Amelia Toledo – Lembrar de Não Esquecer (2025), longa-metragem documental brasileiro, exibido durante a 49ª Mostra Internacional de Cinema em São Paulo (2025), com classificação indicativa Livre e 82 minutos de duração.

Documentário que se aproxima da artista Amelia Toledo com curiosidade e cuidado, sem tentar encaixá-la em rótulos ou movimentos. Dirigido por Hélio Goldsztejn, o filme parte de um interesse pessoal do diretor, que conheceu a obra de Amelia enquanto trabalhava no programa “Metrópolis”, da TV Cultura.

A partir daí, ele constrói um percurso que vai da infância da artista até seus últimos trabalhos, passando por momentos pouco conhecidos, como sua atuação como professora na recém-criada Universidade de Brasília, antes do golpe de 1964.

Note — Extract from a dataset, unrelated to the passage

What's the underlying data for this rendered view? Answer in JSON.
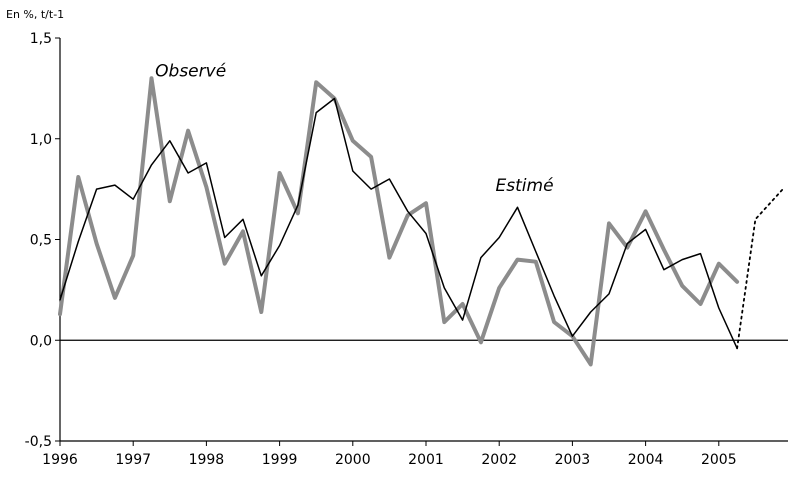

O documentário não tenta fazer um retrato definitivo. Ele prefere reunir vozes — amigos, familiares, artistas, críticos — que ajudam a compor uma figura múltipla. Amelia aparece como alguém que transitava entre materiais e escalas com a mesma liberdade com que transitava entre disciplinas. Trabalhou com pedras, metais, plásticos, tecidos, e também com o ensino, com a ciência, com o design.

Há uma passagem curiosa sobre seus pais: o pai, patologista, usava um microscópio para estudar células; a mãe, sem câmera, desenhava o que via. Essa mistura de precisão e imaginação parece ter moldado o olhar da filha.

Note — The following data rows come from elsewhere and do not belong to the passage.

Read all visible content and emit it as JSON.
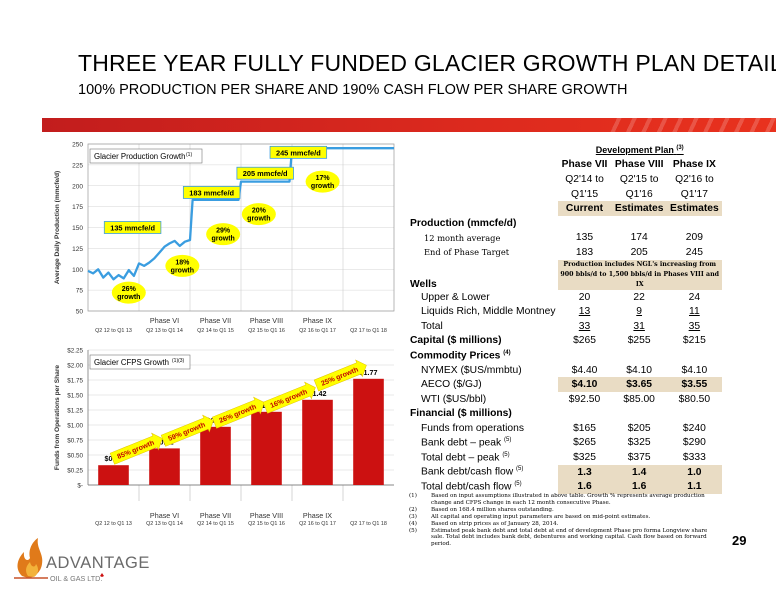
{
  "title": "THREE YEAR FULLY FUNDED GLACIER GROWTH PLAN DETAILS:",
  "subtitle": "100% PRODUCTION PER SHARE AND 190% CASH FLOW PER SHARE GROWTH",
  "page_number": "29",
  "logo": {
    "name": "ADVANTAGE",
    "sub": "OIL & GAS LTD."
  },
  "colors": {
    "accent_red": "#d62a1e",
    "line_blue": "#3a9de0",
    "bar_red": "#cc1111",
    "callout_yellow": "#ffff00",
    "highlight_beige": "#e9dcc4"
  },
  "chart_data": [
    {
      "type": "line",
      "title": "Glacier Production Growth",
      "title_note": "(1)",
      "ylabel": "Average Daily Production (mmcfe/d)",
      "ylim": [
        50,
        250
      ],
      "yticks": [
        "50",
        "75",
        "100",
        "125",
        "150",
        "175",
        "200",
        "225",
        "250"
      ],
      "xticks": [
        "Q2 12 to Q1 13",
        "Q2 13 to Q1 14",
        "Q2 14 to Q1 15",
        "Q2 15 to Q1 16",
        "Q2 16 to Q1 17",
        "Q2 17 to Q1 18"
      ],
      "phase_labels": [
        "Phase VI",
        "Phase VII",
        "Phase VIII",
        "Phase IX"
      ],
      "series": [
        {
          "x": [
            0,
            0.1,
            0.2,
            0.3,
            0.4,
            0.5,
            0.6,
            0.7,
            0.8,
            0.9,
            1,
            1.1,
            1.2,
            1.3,
            1.4,
            1.5,
            1.6,
            1.7,
            1.8,
            1.9,
            2,
            2.05,
            2.95,
            3,
            3.95,
            4,
            4.95,
            5,
            6
          ],
          "values": [
            98,
            95,
            100,
            90,
            96,
            88,
            93,
            89,
            99,
            92,
            107,
            104,
            108,
            113,
            120,
            127,
            131,
            134,
            128,
            133,
            135,
            183,
            183,
            205,
            205,
            245,
            245,
            245,
            245
          ]
        }
      ],
      "callouts": [
        "135 mmcfe/d",
        "183 mmcfe/d",
        "205 mmcfe/d",
        "245 mmcfe/d"
      ],
      "growth_labels": [
        "26%\ngrowth",
        "18%\ngrowth",
        "29%\ngrowth",
        "20%\ngrowth",
        "17%\ngrowth"
      ]
    },
    {
      "type": "bar",
      "title": "Glacier CFPS Growth",
      "title_note": "(1)(3)",
      "ylabel": "Funds from Operations per Share",
      "ylim": [
        0,
        2.25
      ],
      "yticks": [
        "$-",
        "$0.25",
        "$0.50",
        "$0.75",
        "$1.00",
        "$1.25",
        "$1.50",
        "$1.75",
        "$2.00",
        "$2.25"
      ],
      "categories": [
        "Q2 12 to Q1 13",
        "Q2 13 to Q1 14",
        "Q2 14 to Q1 15",
        "Q2 15 to Q1 16",
        "Q2 16 to Q1 17",
        "Q2 17 to Q1 18"
      ],
      "values": [
        0.33,
        0.61,
        0.97,
        1.22,
        1.42,
        1.77
      ],
      "value_labels": [
        "$0.33",
        "$0.61",
        "$0.97",
        "$1.22",
        "$1.42",
        "$1.77"
      ],
      "phase_labels": [
        "Phase VI",
        "Phase VII",
        "Phase VIII",
        "Phase IX"
      ],
      "growth_labels": [
        "85% growth",
        "59% growth",
        "26% growth",
        "16% growth",
        "25% growth"
      ]
    }
  ],
  "table": {
    "header": "Development Plan",
    "header_note": "(3)",
    "phases": [
      "Phase VII",
      "Phase VIII",
      "Phase IX"
    ],
    "periods_1": [
      "Q2'14 to",
      "Q2'15 to",
      "Q2'16 to"
    ],
    "periods_2": [
      "Q1'15",
      "Q1'16",
      "Q1'17"
    ],
    "status": [
      "Current",
      "Estimates",
      "Estimates"
    ],
    "production_label": "Production (mmcfe/d)",
    "avg_label": "12 month average",
    "avg": [
      "135",
      "174",
      "209"
    ],
    "end_label": "End of Phase Target",
    "end": [
      "183",
      "205",
      "245"
    ],
    "ngl_note": "Production includes NGL's increasing from 900 bbls/d to 1,500 bbls/d in Phases VIII and IX",
    "wells_label": "Wells",
    "upper_label": "Upper & Lower",
    "upper": [
      "20",
      "22",
      "24"
    ],
    "liquids_label": "Liquids Rich, Middle Montney",
    "liquids": [
      "13",
      "9",
      "11"
    ],
    "total_label": "Total",
    "total": [
      "33",
      "31",
      "35"
    ],
    "capital_label": "Capital ($ millions)",
    "capital": [
      "$265",
      "$255",
      "$215"
    ],
    "prices_label": "Commodity Prices",
    "prices_note": "(4)",
    "nymex_label": "NYMEX ($US/mmbtu)",
    "nymex": [
      "$4.40",
      "$4.10",
      "$4.10"
    ],
    "aeco_label": "AECO ($/GJ)",
    "aeco": [
      "$4.10",
      "$3.65",
      "$3.55"
    ],
    "wti_label": "WTI ($US/bbl)",
    "wti": [
      "$92.50",
      "$85.00",
      "$80.50"
    ],
    "financial_label": "Financial ($ millions)",
    "ffo_label": "Funds from operations",
    "ffo": [
      "$165",
      "$205",
      "$240"
    ],
    "bankpeak_label": "Bank debt – peak",
    "bankpeak_note": "(5)",
    "bankpeak": [
      "$265",
      "$325",
      "$290"
    ],
    "totaldebt_label": "Total debt – peak",
    "totaldebt_note": "(5)",
    "totaldebt": [
      "$325",
      "$375",
      "$333"
    ],
    "bankcf_label": "Bank debt/cash flow",
    "bankcf_note": "(5)",
    "bankcf": [
      "1.3",
      "1.4",
      "1.0"
    ],
    "totalcf_label": "Total debt/cash flow",
    "totalcf_note": "(5)",
    "totalcf": [
      "1.6",
      "1.6",
      "1.1"
    ]
  },
  "footnotes": [
    {
      "k": "(1)",
      "t": "Based on input assumptions illustrated in above table. Growth % represents average production change and CFPS change in each 12 month consecutive Phase."
    },
    {
      "k": "(2)",
      "t": "Based on 168.4 million shares outstanding."
    },
    {
      "k": "(3)",
      "t": "All capital and operating input parameters are based on mid-point estimates."
    },
    {
      "k": "(4)",
      "t": "Based on strip prices as of January 28, 2014."
    },
    {
      "k": "(5)",
      "t": "Estimated peak bank debt and total debt at end of development Phase pro forma Longview share sale. Total debt includes bank debt, debentures and working capital. Cash flow based on forward period."
    }
  ]
}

O filme também se detém nas obras públicas que marcaram sua carreira, como as intervenções nas estações de metrô do Rio e de São Paulo. Mas não se limita a elas. Mostra os discos tácteis, as bolhas de plástico, os experimentos com juta e chapas metálicas. E, mais do que isso, mostra como Amelia se recusava a repetir fórmulas. Nunca se prendeu a um grupo, embora tenha convivido com nomes como Tomie Ohtake, Lygia Pape e Paulo Mendes da Rocha.

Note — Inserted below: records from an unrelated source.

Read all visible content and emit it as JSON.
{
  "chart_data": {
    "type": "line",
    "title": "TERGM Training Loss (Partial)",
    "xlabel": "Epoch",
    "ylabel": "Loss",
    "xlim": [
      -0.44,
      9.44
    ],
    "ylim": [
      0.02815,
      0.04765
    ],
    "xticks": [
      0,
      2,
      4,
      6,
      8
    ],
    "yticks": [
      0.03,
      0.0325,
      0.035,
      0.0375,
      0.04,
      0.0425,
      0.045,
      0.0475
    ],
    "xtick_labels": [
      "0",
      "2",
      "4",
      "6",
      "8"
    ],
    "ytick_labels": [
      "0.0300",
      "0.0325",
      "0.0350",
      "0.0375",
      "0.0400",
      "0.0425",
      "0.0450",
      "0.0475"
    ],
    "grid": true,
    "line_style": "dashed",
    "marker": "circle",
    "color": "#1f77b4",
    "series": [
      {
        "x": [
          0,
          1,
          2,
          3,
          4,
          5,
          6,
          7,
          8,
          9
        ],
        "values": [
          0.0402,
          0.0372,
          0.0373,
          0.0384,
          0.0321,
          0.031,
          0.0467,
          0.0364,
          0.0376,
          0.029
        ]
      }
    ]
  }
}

Há uma fluidez no modo como o documentário se move entre tempos e espaços. Ele não segue uma linha reta, mas também não se perde. Vai e volta, como se estivesse folheando um caderno de anotações. Em vez de tentar dar conta de tudo, prefere destacar momentos que revelam o modo como Amelia pensava e criava.

O título do filme, “Lembrar de Não Esquecer”, funciona quase como um aviso. Não se trata apenas de resgatar uma trajetória, mas de manter viva uma forma de pensar que não se acomoda.